How do we represent the Caribbean? According to Carla Acevedo-Yates, curator of Marilyn and Larry Fields at the Museum of Contemporary Art Chicago, you can’t. This month, Acevedo-Yates, of Puerto Rican descent, welcomes guests to her highly anticipated new exhibition, “Forecasting Forms: Art in the Caribbean Diaspora, 2011”s – today. ” It’s curated following the philosophy of weather, in all its iterations, as a driving mechanism for Caribbean storytelling.

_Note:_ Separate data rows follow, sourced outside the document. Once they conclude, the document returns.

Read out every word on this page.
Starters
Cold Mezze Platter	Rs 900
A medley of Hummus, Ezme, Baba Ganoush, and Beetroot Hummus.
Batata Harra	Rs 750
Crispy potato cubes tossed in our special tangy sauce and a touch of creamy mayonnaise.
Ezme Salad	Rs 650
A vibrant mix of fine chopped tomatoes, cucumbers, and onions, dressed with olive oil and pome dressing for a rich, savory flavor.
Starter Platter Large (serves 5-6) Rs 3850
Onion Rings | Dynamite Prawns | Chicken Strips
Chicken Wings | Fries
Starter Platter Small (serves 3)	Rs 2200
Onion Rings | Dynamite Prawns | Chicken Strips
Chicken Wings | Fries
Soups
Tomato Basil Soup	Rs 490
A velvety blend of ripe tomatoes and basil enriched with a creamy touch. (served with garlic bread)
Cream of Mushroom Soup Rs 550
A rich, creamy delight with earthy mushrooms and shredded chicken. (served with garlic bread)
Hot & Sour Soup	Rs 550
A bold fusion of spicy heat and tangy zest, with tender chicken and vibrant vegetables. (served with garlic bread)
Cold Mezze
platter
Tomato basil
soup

For Acevedo-Yates, 2022s represented an era of remarkable social expansion and political influence that would make Caribbean voices more global than ever. Many exhibitions at the time sought to showcase the islands in all its glory and conflict, but that seemed like an impossible task for Acevedo-Yates, who described her exhibition as “completely subjective.” “I thought a lot about the weather after Hurricane Maria; The environmental damage that happened, the history of all the looting and colonialism is more exposed,” she explained. “So this exhibition is from the past 27 Years to see the history of exhibitions, numerous conversations with artists, but also a history of ecological and environmental destruction. “
Left: Cosmo Whyte, outside the boundaries
, 2022. Nickel-plated steel ball chain curtain; 8 1/2 × 11 feet(2.70 × 3.29 m). Right: Álvaro Barrios, El Mar de Cristóbal Colón, 1990 /1990. Wire mesh, clothesline and wooden clothespins; variable Dimensions; minutes. 100 Print: 35 1/2 × 27 3/5 inch (70 × 70 cm) each.